Fri, Mar 30, 2012 - Page 8 News List

All aboard Ma’s rudderless ship

By Jerome Keating

The recent US beef controversy, with its intimations of a quid pro quo backroom deal, adds to the mounting realization that the nation, under the administration of President Ma Ying-jeou (馬英九), has been a rudderless ship.

It is not that the ship of state does not move; rather it finds itself continually blown this way and that, forward and backward, by the conflicting directions of the hot air currents and excuses that emanate from the presidential office. Ma took office in May 2008, yet never has so little been done by a president who entered with so many advantages. Instead of the hoped-for progress, Taiwan’s ship of state has tossed to and fro as it has tried to respond to multiple changing winds.

Those winds include misinterpreted and misapplied mandates, leadership by platitudes, inept plans from inexperienced staff, the belief that the essence of responsibility is finding someone to blame, word games, and finally insulting hoodwink strategies dictating that the best way to escape unfulfilled promises is to make newer, more grandiose ones. This has been Taiwan’s past four years under the winds of Ma-speak.

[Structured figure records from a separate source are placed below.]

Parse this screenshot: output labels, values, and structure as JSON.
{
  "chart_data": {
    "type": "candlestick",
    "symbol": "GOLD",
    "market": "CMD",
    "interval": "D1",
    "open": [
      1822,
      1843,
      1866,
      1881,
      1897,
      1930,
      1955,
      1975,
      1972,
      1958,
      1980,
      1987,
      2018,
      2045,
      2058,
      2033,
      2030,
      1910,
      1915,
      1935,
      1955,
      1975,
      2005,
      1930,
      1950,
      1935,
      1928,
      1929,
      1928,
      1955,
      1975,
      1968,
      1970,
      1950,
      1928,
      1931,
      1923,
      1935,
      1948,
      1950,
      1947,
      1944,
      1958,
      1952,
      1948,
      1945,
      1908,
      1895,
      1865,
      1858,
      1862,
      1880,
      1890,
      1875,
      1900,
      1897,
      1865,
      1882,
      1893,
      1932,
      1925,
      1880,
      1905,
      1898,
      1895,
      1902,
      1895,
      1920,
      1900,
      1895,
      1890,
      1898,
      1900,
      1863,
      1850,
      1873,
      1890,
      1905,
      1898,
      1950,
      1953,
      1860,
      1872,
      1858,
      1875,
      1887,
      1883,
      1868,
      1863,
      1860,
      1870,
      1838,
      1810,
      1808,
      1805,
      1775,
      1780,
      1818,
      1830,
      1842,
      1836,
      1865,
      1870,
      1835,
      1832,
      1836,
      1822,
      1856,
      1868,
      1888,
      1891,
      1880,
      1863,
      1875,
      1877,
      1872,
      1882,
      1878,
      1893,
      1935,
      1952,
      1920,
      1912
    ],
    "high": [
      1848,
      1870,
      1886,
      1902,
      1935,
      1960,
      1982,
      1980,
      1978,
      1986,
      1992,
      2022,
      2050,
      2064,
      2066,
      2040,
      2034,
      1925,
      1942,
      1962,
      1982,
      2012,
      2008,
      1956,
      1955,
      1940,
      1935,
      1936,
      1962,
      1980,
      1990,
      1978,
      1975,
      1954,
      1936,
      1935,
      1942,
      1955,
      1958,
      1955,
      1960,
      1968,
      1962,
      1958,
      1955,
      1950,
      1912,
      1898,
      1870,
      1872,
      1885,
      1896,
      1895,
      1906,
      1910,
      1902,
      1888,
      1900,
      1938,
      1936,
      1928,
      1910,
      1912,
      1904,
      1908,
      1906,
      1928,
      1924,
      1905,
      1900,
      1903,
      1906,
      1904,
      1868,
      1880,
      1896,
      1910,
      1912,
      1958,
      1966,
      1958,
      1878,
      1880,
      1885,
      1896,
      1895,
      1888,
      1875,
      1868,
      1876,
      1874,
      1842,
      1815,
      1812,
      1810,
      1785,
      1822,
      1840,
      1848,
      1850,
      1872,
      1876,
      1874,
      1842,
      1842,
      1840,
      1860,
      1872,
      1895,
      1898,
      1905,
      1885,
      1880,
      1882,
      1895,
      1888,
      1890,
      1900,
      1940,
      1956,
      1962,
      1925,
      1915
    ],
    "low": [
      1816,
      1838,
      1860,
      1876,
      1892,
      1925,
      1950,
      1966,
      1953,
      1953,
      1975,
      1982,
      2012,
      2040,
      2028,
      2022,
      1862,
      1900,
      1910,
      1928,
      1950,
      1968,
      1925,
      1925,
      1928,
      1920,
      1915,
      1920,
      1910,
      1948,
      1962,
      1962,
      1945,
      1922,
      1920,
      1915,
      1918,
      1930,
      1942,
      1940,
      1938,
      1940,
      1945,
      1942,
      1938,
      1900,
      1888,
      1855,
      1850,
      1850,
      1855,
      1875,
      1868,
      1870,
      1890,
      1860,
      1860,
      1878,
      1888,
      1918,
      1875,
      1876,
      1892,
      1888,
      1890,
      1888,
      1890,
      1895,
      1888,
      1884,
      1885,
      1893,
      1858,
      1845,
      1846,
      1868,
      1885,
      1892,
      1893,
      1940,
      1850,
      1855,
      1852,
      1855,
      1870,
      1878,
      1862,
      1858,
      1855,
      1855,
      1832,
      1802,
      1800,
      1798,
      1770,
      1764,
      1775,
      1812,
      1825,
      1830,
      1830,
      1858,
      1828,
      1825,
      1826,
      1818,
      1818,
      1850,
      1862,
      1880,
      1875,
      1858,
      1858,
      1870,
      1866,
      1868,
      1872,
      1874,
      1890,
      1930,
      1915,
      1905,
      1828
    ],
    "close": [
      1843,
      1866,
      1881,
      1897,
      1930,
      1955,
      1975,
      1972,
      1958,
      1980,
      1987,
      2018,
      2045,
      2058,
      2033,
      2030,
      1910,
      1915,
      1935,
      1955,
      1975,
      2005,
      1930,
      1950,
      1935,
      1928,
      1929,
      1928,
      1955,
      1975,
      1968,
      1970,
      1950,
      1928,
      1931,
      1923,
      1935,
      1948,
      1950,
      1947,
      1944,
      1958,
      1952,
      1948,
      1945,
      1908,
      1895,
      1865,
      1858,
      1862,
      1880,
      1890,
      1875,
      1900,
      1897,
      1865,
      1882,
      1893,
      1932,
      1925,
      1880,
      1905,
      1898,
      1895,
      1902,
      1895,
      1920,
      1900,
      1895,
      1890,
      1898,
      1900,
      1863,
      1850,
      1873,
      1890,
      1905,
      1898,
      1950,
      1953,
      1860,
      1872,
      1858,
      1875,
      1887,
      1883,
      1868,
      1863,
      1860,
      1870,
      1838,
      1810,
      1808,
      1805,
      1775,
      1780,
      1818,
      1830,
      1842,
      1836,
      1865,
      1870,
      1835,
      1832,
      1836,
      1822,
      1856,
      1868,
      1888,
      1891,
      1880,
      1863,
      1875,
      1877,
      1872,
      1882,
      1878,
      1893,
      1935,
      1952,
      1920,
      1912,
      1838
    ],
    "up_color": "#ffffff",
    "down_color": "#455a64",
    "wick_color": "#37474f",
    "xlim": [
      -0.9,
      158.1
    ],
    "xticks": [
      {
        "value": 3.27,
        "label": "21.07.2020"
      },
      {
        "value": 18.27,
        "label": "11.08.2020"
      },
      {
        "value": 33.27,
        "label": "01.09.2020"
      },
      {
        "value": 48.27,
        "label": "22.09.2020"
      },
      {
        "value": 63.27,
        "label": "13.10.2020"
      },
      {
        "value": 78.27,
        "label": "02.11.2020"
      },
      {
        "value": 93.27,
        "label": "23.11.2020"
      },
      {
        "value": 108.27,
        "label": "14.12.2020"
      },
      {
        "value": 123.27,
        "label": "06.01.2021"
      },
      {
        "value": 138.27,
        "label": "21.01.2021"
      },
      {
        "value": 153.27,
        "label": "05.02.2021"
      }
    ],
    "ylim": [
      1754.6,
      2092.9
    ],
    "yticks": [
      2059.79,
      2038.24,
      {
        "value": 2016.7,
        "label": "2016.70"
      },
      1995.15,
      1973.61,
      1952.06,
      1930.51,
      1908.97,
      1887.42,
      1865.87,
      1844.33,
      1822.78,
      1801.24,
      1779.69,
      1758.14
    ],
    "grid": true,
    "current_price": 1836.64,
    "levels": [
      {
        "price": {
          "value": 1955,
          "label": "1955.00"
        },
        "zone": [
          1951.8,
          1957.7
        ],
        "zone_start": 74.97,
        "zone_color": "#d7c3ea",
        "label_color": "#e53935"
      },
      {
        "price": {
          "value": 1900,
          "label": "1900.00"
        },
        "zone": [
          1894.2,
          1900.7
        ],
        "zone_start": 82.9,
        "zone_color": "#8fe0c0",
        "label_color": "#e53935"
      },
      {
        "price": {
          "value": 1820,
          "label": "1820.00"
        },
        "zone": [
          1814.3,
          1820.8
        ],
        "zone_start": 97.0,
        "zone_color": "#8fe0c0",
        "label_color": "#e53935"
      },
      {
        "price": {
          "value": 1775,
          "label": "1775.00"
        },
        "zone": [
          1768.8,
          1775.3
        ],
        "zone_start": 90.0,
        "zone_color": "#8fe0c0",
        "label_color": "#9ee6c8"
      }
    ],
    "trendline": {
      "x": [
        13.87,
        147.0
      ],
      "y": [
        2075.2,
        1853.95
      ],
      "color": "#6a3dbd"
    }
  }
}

Start with Ma’s infamous “6-3-3” campaign pledge, the cornerstone of which was an elusive 6 percent annual GDP growth; that “6-3-3” pledge won Ma the election in the hope that the economy would subsequently improve. To the public’s chagrin, Ma misinterpreted his win with 58 percent of the vote as agreement with what was in his heart — that he should move to realize his father’s dream of unifying Taiwan with China.

So stuck has Ma been in this dream, that even now, with GDP this year set to drop below 4 percent, Ma still only talks of his desired Zhongua Minzu (中華民族). Although Ma peppers his speeches with Taiwan-centric words during election campaigns, people are beginning to realize that Ma would choke if he had to speak of a Taiwan Minzu.

The winds of Typhoon Morakot in 2009 exposed another problem — the lack of planning and unreadiness of the Ma administration. Platitudes could not solve or blow away the problems of that disaster and though the weather was the chosen scapegoat, it made a poor choice.

The Economic Cooperation Framework Agreement (ECFA) brought the next changing winds. Ma’s administration boasted that the ECFA (pushed through without the help and/or scrutiny of the Legislative Yuan) was their baby, the longed-for economy-solving breakthrough that would rescue Taiwan. However, when GDP continued to drop and the rescue did not materialize, the public raised concerns that Taiwan’s sovereignty was being sold out instead.

So, the wind and sales pitch changed.

The ECFA was there, but it was only a shell; nothing had really been decided on. There was no sell-out, and after ignoring the Legislative Yuan and the people, Ma-speak dodged responsibility and passed the responsibility back to them.

However, it is the US beef controversy that has more clearly exposed the duplicity of Ma-speak; the problem was not only with beef, but at the same time avian flu came home to roost. Despite protestations that public health was Ma’s main concern, the dangers to public health were put on hold until after Ma was assured of re-election. With the delay of the scandal, that mysterious phrase “wait till the boss steps down” directed the wind of blame. In addition, Ma’s team tried to further pass the buck, this time to the previous administration.